Crítica de la confianza incondicionada
Por Fernando Balcells
“La confianza, indispensable para la convivencia, debe emanar de la credibilidad de las instituciones”.
Por Fernando Balcells
Hace algunos años, Gonzalo Díaz, premio nacional de artes, construyó una obra que reproducía en neón una frase de Novalis: “Buscamos por doquier lo incondicionado y encontramos siempre sólo cosas”. Se puede decir de los románticos que son incansables buscadores del amor, pero no grandes amantes. Ellos quisieran creer, amar y entregarse sin condiciones, pero su lucidez se los impide. El drama de la confianza es que ella se encuentra mediatizada por el conocimiento y confinada al ámbito de la fe, de lo indecible y de lo que apenas se puede mostrar en un destello.
Fuera del amor no hay incondicionalidad. La confianza, indispensable para la convivencia, debe emanar de la credibilidad de las instituciones y no de una concesión graciosa de la ciudadanía. Esa confianza necesaria no es automática, es limitada y no se basta con la invocación de un nombre. Ni la Presidencia, ni la Justicia, ni Carabineros, ni el Sernac están dispensados de responder a la crítica ciudadana con eficiencia y con capacidad de acoger a la gente, más allá de su obligación reglamentaria. En democracia, la confianza está condicionada por una hospitalidad ilimitada.
Esto significa que en los días en que la democracia no está en funciones (electorales) y en los lugares en que la opinión ciudadana apremia pero no pesa, no es posible hacer ese trabajo de construir las confianzas. Esto dice que nada de lo que se avance al margen de la ciudadanía, en materia de probidad, por ejemplo, nos llevará a la confianza que necesitamos en la política.
Una crítica de los abusos de confianza supone revisar la falta de representatividad, la representación en exceso y las lealtades que anteponen sus complicidades al funcionamiento de la democracia. La confianza condicionada y la crítica ciudadana son las maneras en que la modernidad ha superado las trabas de los esquemas políticos autoritarios y de los modos de producción incapaces de alimentar a la población.

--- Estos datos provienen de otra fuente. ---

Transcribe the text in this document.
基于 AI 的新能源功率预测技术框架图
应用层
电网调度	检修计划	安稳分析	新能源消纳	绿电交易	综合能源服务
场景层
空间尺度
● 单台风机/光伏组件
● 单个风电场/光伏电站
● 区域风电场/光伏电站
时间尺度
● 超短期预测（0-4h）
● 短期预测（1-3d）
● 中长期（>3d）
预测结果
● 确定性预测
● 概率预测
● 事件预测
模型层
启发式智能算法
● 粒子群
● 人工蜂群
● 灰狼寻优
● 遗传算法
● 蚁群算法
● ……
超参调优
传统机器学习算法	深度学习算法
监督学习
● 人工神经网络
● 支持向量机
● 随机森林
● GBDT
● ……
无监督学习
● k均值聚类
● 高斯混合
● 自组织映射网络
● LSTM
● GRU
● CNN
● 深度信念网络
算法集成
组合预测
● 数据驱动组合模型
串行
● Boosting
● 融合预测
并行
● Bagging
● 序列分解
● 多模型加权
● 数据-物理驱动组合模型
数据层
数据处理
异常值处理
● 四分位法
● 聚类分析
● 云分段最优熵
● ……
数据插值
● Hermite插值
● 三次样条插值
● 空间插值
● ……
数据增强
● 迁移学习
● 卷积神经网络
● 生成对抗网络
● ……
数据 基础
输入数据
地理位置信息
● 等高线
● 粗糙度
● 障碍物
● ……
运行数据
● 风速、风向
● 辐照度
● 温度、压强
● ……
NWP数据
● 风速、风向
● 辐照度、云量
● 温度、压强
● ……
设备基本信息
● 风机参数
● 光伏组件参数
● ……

La confianza que necesitamos debe reinventarse en la ciudadanía, reconociendo su lugar en lo vecinal, lo cotidiano y la política. Se trata de una exploración de lo que hay por debajo del amor; de una exigencia de razón y de justicia en la convivencia. Un ejercicio que pasa por confiar en que nos van a cobrar un precio justo o razonable por los servicios básicos. Pasa por la certeza de que cuando jubilemos, vamos a tener una pensión que se corresponda, en algún porcentaje, justo o razonable, con lo que produjimos en nuestra vida laboral. Que nuestros hijos van a encontrar trabajos decentes después de haberse educado. Que la representación que otorgamos va a ser ejercida con apego al mandato o que podrá ser revocada. La época de delegar y despreocuparnos de la relación entre la política y la calidad de vida han quedado en el pasado.
La confianza pasa por la crítica como un cuerpo pasa, arrojándose a tientas, por la puerta que abre a un mundo nuevo.